Melissa Edmundson (ed.) Women’s Weird. Strange Stories by Women, 1890-1940

Weird fiction conjures up ideas of the supernatural, ghastly horror and the Gothic; this collection of wonderful tales doesn’t disappoint. With Halloween fast approaching, the dark evenings accompanied by candlelight – this book is the perfect companion to an evening of weird.

Women’s Weird is a collection edited by Melissa Edmundson and features thirteen women writers from 1890-1940, each individually handpicked to give you not only a scare but also food for thought on the idea of everyday life becoming rather weird.
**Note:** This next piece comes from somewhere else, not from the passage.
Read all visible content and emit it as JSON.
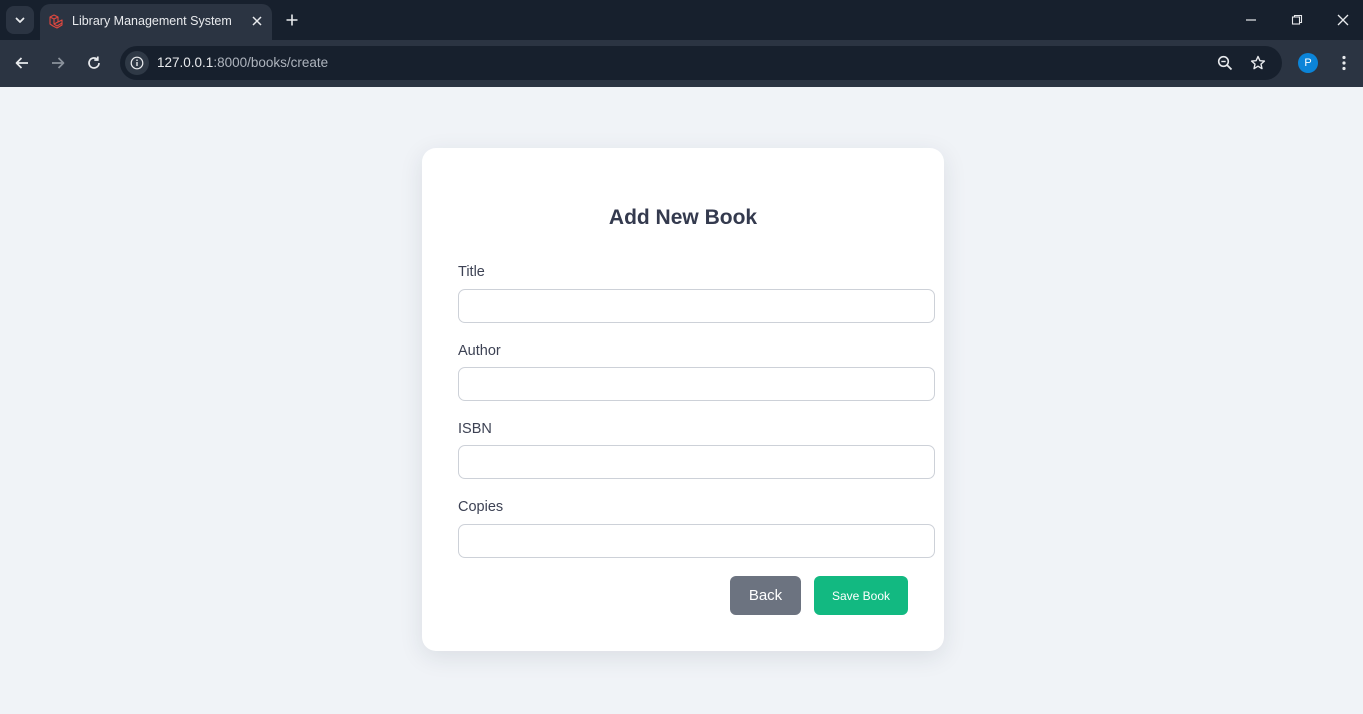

The stories explore a vast array of ideas and occurrences that feed into our human psyche, the scares and the fear that we hear about in folklore and legend come to the surface in these stories. In some cases, these tales go beyond our primal fears and go into the world of the surreal, opening up new ideas and new fears for us to process.

The stories of years gone by often centred around ghosts, for example, a master of his craft M.R James spooked his readers with characteristic settings and afflicted spectres however, Women’s Weird, although in a similar vein, has the ability to take a normal life and turn it on its axis in the most frightening way. The book explores everything from supernatural entities to everyday objects taking on a life of their own.

Another reason why this collection is so special is its theme of the woman writer. Each story has a deeper meaning than just the plot, there are stories here that have taken our innermost anxieties and externalised them in order to produce the wonderful stories we have in front of us today.